Eligible
Curtis Sittenfeld
Eligible
Curtis Sittenfeld
For sisters Liz and Jane, coming home to suburban Cincinnati means being paraded at the Lucas family’s BBQ, where burgers are served alongside the eligible men. But it’s difficult to focus on re-booting their love lives when the family’s mock-Tudor house starts to crumble around them. Yet as their mother reminds them, it’s not every day you meet a pair of handsome single doctors…
Review
Bronte Coates
Eligible is the fourth book to be released as part of the Jane Austen Project; a series that sees contemporary authors adapt Austen’s stories to modern-day settings. This time around, Curtis Sittenfeld takes Pride and Prejudice, moves it to Cincinnati in the early twenty-first century, and she ramps it up with her unmistakable, biting humour.
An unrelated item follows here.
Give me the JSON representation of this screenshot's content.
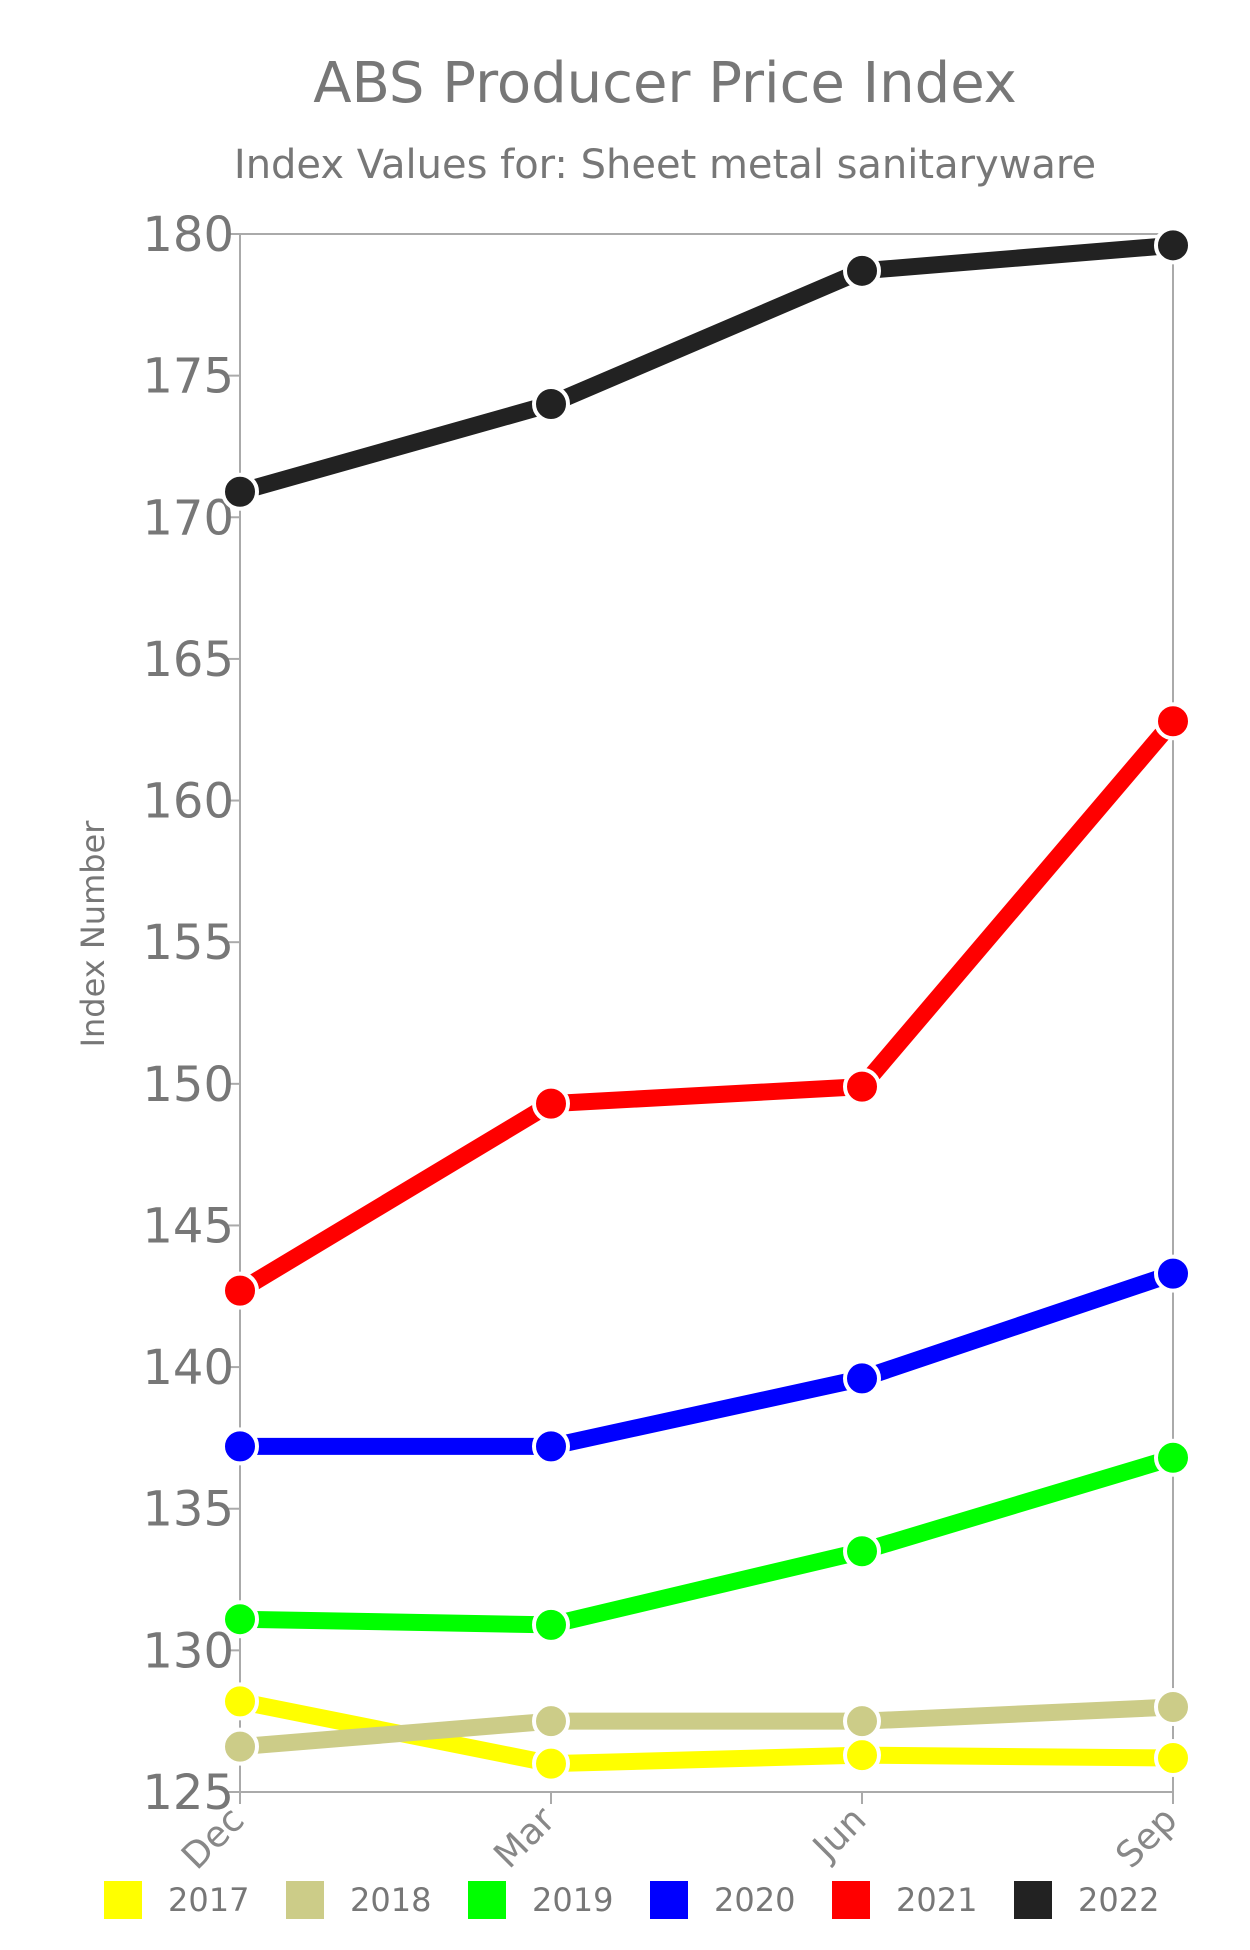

Both approaching their 40s and unmarried (much to their mother’s annoyance), Liz and Jane return to their family home after their father suffers a heart attack. Here, they soon learn their father has frittered away much of the family inheritance, their mother is hoarding shopping goods, their younger sisters remain as unhelpful as ever, and Chip Bingley – doctor and former bachelor of a reality TV dating show – has arrived in town. Obviously, he’s looking for a wife. And there’s also his handsome standoffish neurosurgeon friend to contend with.
No doubt this description already has some Austen fans in cold sweats, and if you feel protective of the source material, you might want to steer clear. As for me, I’m a fan but no purist. I always have high hopes when I hear about adaptations and, luckily, this is far from being a Pride and Prejudice and Zombies debacle. Rather, Eligible is one of the funniest and smartest adaptations I’ve ever read. Sittenfeld demonstrates a real understanding of and affection for the original material, alongside a willingness to take risks in her version of events. (I particularly enjoyed Lady Catherine de Bourgh as an 80-year-old feminist icon.) If anything, Sittenfeld has an even sharper tongue than Austen and she’s unsparing in depicting her character’s faults, which reflect all too badly on real life. It’s rare for a book to make me laugh out loud, but Eligible made me laugh more times than I can count – frequently out of uncomfortableness.
I have no hesitation in recommending Eligible to readers looking for a big, juicy novel to sink their teeth into. It’s a serious page-turner, and a heck of a lot of fun.